A network to drive Canada's potential
To help drive Canada's potential in CLA, the CLA Network was formed with the purpose of investigating and developing new bioactive lipid enriched beef, dairy and nutraceutical products. Initially based largely in Alberta, the Network included a varied group of scientists, researchers and industry representatives, who began by meeting to review the current research and knowledge gaps about animal fat and CLA.
An early focus was the development of an action plan that included the dynamic process of identifying research needs and the development of collaborative projects.

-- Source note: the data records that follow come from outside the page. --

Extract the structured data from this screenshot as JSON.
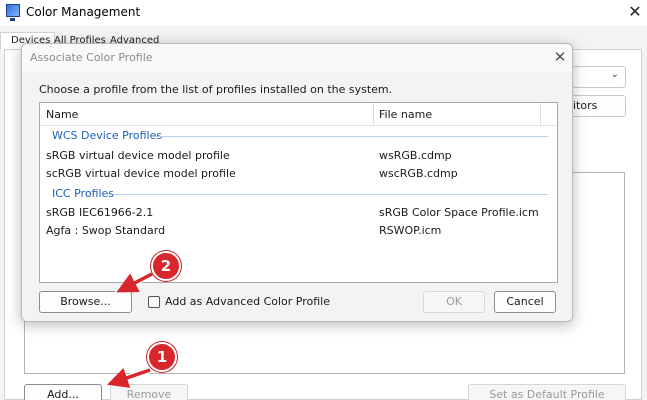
{
  "window": {
    "title": "Color Management",
    "close_glyph": "✕",
    "tabs": [
      {
        "label": "Devices"
      },
      {
        "label": "All Profiles"
      },
      {
        "label": "Advanced"
      }
    ],
    "monitors_button_label": "itors",
    "add_label": "Add...",
    "remove_label": "Remove",
    "set_default_label": "Set as Default Profile"
  },
  "dialog": {
    "title": "Associate Color Profile",
    "close_glyph": "✕",
    "instruction": "Choose a profile from the list of profiles installed on the system.",
    "columns": {
      "name": "Name",
      "file": "File name"
    },
    "groups": [
      {
        "label": "WCS Device Profiles",
        "rows": [
          {
            "name": "sRGB virtual device model profile",
            "file": "wsRGB.cdmp"
          },
          {
            "name": "scRGB virtual device model profile",
            "file": "wscRGB.cdmp"
          }
        ]
      },
      {
        "label": "ICC Profiles",
        "rows": [
          {
            "name": "sRGB IEC61966-2.1",
            "file": "sRGB Color Space Profile.icm"
          },
          {
            "name": "Agfa : Swop Standard",
            "file": "RSWOP.icm"
          }
        ]
      }
    ],
    "browse_label": "Browse...",
    "advanced_checkbox_label": "Add as Advanced Color Profile",
    "advanced_checked": false,
    "ok_label": "OK",
    "cancel_label": "Cancel"
  },
  "annotations": {
    "color": "#d8262c",
    "badges": [
      {
        "number": "1"
      },
      {
        "number": "2"
      }
    ]
  }
}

A process was also initiated to draw further support for CLA research. As a result, a variety of funders, government and academia in 2002 committed to a $4.7 million dollar CLA research project that would become a major anchor project to solidify the Network and define its mission.
This project, ongoing today, has a broad mandate to investigate the health benefits of CLA, the potential of increasing CLA content in beef and dairy products, the development of CLA enriched products and market readiness for these products.
In 2004, the CLA Network stakeholders invested a further $735,000 in support of communication and coordination to bolster the effort.
The CLA Network today includes representatives from many areas of expertise, representing all key segments of the chain from research and development to the global marketplace, and is linked to similar expertise worldwide.
It includes several fully integrated collaborative research modules. These cover the areas of both dairy and beef production, animal mechanisms, human health, market research, product development and communications.
This approach provides a unique opportunity to link human health to the development of specialized production practices that enable the development of food products with functional properties. Although each component could function separately, the cost is much lower and the effectiveness is much higher when they operate together.
The CLA Network, using its multidisciplinary approach, increases Canada's research capacity in functional foods and natural health products, strengthen industry capacity to act on opportunities and commercialize new technology, and advances Alberta and Canada's position as a global player in bio-active lipid research and development.
Today, the CLA Network is continuing to expand, drive progress and take on new challenges.